The MLAs were not given a hearing, thus bringing into question the very process by which the matter was decided.
The Delhi high court has restored the membership of 20 disqualified Aam Aadmi Party MLAs. The case has been referred back to the Election Commission to be heard afresh. It is the Election Commission’s reputation that is under review here, and not so much the issue of office-of-profit, which has had various interpretations given to it in different states at different times. What was questionable was the manner in which the EC disqualified the MLAs for holding office as parliamentary secretaries to ministers of the Delhi state government while holding office as elected legislators of the people. The brusque way in which the disqualification was handled led to suspicions over whether the commission was indeed non-partisan in its ruling. The MLAs were not given a hearing, thus bringing into question the very process by which the matter was decided.

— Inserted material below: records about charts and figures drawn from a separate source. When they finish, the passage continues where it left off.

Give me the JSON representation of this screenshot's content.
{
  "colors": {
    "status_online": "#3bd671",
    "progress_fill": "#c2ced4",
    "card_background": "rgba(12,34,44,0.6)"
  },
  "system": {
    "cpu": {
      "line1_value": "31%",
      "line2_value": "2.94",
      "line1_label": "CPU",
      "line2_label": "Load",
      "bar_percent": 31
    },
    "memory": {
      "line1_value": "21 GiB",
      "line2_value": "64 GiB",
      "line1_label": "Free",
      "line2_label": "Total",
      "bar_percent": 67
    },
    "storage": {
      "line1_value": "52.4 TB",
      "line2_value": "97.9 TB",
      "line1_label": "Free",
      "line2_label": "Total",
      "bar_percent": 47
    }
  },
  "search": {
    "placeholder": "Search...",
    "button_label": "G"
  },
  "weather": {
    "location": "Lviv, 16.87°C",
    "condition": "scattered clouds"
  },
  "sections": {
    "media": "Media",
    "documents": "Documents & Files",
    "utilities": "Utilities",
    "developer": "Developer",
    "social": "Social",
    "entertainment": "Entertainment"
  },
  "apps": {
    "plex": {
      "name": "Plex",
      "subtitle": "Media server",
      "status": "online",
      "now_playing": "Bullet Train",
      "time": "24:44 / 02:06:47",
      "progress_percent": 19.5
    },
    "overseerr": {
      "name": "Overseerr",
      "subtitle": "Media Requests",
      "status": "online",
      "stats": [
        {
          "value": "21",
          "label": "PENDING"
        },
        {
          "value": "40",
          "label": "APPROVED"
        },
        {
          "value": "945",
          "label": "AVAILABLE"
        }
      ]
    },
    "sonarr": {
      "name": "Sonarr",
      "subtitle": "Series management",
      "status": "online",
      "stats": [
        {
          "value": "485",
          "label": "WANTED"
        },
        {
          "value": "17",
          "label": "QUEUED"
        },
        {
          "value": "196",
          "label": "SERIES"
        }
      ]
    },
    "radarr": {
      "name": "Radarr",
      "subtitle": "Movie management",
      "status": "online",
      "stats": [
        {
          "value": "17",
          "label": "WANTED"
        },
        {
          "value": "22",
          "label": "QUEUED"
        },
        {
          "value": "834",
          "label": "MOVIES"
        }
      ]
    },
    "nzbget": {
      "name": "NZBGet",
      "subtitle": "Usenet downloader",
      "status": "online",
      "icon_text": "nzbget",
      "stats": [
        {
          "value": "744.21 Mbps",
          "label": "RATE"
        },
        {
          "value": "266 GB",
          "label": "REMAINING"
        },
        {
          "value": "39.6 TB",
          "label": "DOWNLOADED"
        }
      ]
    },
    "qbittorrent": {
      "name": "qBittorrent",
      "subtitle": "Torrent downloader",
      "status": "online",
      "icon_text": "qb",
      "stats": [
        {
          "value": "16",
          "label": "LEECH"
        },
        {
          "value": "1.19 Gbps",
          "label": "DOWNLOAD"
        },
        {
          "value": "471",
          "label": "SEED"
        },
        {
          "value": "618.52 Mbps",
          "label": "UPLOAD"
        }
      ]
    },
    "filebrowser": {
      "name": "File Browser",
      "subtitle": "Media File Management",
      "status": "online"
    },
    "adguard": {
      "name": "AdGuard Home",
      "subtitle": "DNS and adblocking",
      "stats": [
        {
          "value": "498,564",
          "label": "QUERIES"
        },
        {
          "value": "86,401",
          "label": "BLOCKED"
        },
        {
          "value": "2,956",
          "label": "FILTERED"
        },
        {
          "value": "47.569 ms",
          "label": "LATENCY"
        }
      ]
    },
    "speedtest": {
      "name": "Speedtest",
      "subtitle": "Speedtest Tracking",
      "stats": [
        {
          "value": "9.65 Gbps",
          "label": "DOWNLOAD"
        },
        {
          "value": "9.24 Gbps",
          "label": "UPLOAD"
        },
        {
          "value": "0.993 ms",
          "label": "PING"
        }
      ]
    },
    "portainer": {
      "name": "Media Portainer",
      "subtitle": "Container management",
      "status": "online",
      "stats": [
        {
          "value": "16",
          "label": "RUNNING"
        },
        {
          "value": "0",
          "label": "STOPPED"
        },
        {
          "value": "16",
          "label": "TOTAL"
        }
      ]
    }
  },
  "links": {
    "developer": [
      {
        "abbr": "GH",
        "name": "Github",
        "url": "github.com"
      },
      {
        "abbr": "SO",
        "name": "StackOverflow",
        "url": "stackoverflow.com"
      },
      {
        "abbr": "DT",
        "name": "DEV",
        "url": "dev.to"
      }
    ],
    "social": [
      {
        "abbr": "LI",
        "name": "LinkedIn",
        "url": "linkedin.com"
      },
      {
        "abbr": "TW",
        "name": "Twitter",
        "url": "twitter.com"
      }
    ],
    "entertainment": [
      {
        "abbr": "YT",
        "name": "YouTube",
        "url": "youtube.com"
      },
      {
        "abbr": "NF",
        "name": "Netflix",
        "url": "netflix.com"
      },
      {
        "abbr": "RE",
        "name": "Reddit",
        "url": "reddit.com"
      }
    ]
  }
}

There are several rulings on this question that may be at variance with the AAP case order in the Delhi high court. The question of whether MLAs and MPs can draw salaries while holding such posts is a larger principle that must be addressed by the Supreme Court if we are not to get into a situation again as it happened in the Delhi Assembly. Since the AAP has an overwhelming majority, the EC ruling did nothing to tilt the balance of power. It could have been different had such a decision been made with regard to an Assembly where a government has a thin majority. What also vitiated the decision was its timing as the CEC was then on the verge of retirement. Also, the principle of natural justice was also not applied in not granting a hearing to the affected legislators. In order not to allow such events to recur, a more precise definition of “office of profit” is required.